In IFC Film’s Shithouse, director-writer Cooper Raiff plays a somewhat emotionally hindered college freshman named Alex. His problem is that he wears his heart too plainly on his sleeve and therefore isn’t aloof or blase enough. This becomes apparent when he scores with Maggie (Dylan Gelula), who feels weirded out by his morning-after sincerity. Or something in that realm.

My disorientation stems from the fact that Raiff is (a) good looking in a young Harry Hamlin sort of way, and (b) curiously rail thin. This goes against the Schlumpies & Dumpies aesthetic that began to take hold about five years ago…an anti-attractiveness aesthetic that argued with the decades-old Hollywood rule by which the guy who got the girl looked like the guy who got the girl.

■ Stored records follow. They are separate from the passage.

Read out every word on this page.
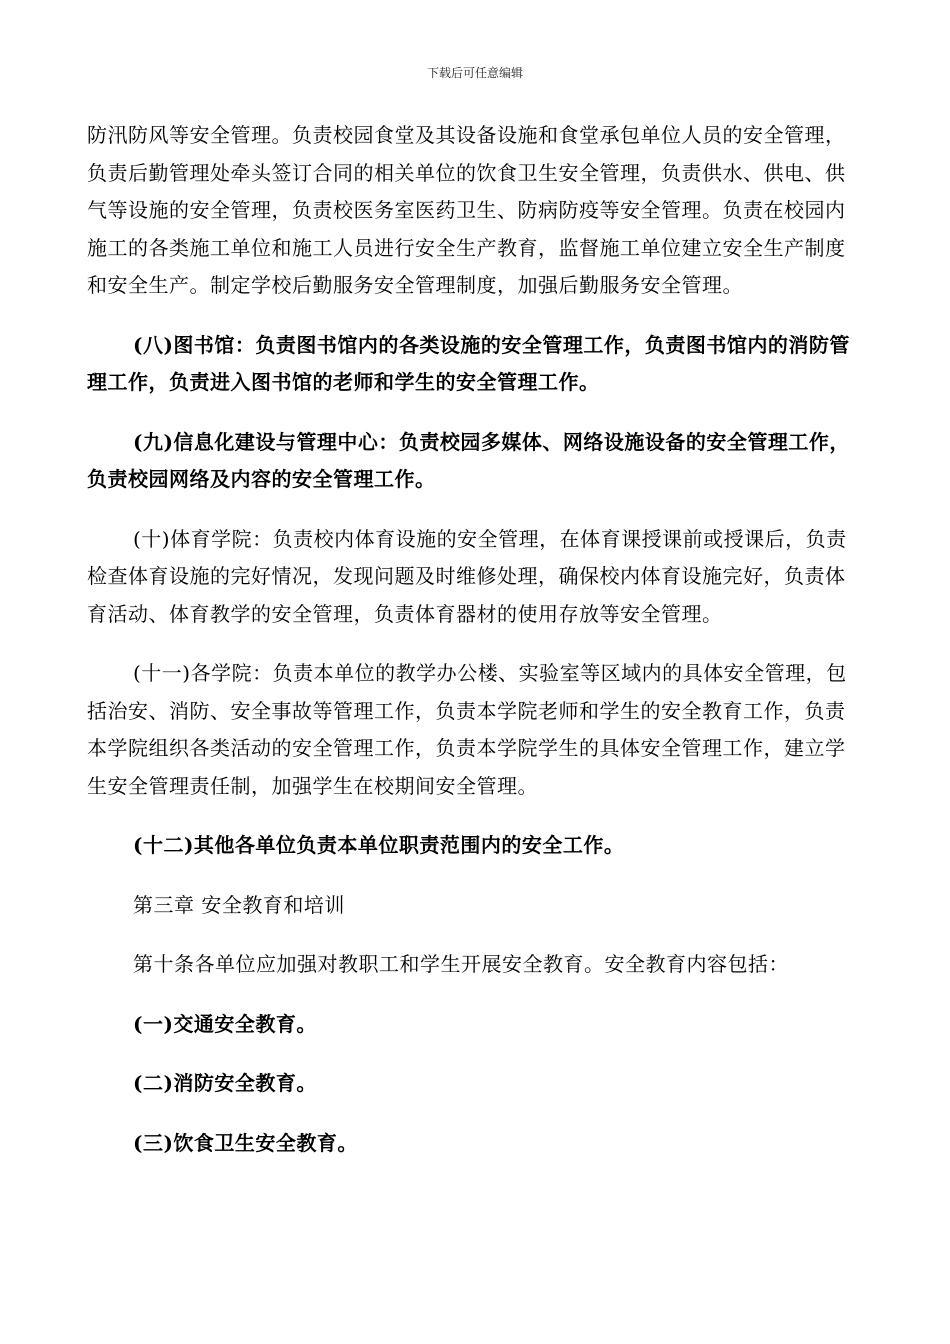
下载后可任意编辑

防汛防风等安全管理。负责校园食堂及其设备设施和食堂承包单位人员的安全管理，负责后勤管理处牵头签订合同的相关单位的饮食卫生安全管理，负责供水、供电、供气等设施的安全管理，负责校医务室医药卫生、防病防疫等安全管理。负责在校园内施工的各类施工单位和施工人员进行安全生产教育，监督施工单位建立安全生产制度和安全生产。制定学校后勤服务安全管理制度，加强后勤服务安全管理。

(八)图书馆：负责图书馆内的各类设施的安全管理工作，负责图书馆内的消防管理工作，负责进入图书馆的老师和学生的安全管理工作。

(九)信息化建设与管理中心：负责校园多媒体、网络设施设备的安全管理工作，负责校园网络及内容的安全管理工作。

(十)体育学院：负责校内体育设施的安全管理，在体育课授课前或授课后，负责检查体育设施的完好情况，发现问题及时维修处理，确保校内体育设施完好，负责体育活动、体育教学的安全管理，负责体育器材的使用存放等安全管理。

(十一)各学院：负责本单位的教学办公楼、实验室等区域内的具体安全管理，包括治安、消防、安全事故等管理工作，负责本学院老师和学生的安全教育工作，负责本学院组织各类活动的安全管理工作，负责本学院学生的具体安全管理工作，建立学生安全管理责任制，加强学生在校期间安全管理。

(十二)其他各单位负责本单位职责范围内的安全工作。

第三章 安全教育和培训

第十条各单位应加强对教职工和学生开展安全教育。安全教育内容包括：

(一)交通安全教育。

(二)消防安全教育。

(三)饮食卫生安全教育。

Sometime during the Obama administration leading males began to look a little dweebier, a little thicker and pudgier, a little dorkier and a little beardier with pimples on their butt cheeks. Raiff doesn’t fit this paradigm — he actually looks attractive in the old-fashioned waspy-Warren Beatty-in-the-’60s-and-’70s sense. So I don’t get it. Is Raiff an outlier, or an indication of a new direction, a new vogue?

Shithouse, which won SXSW’s Grand Jury Award last March, will premiere in select theaters and on VOD on 10.16.20.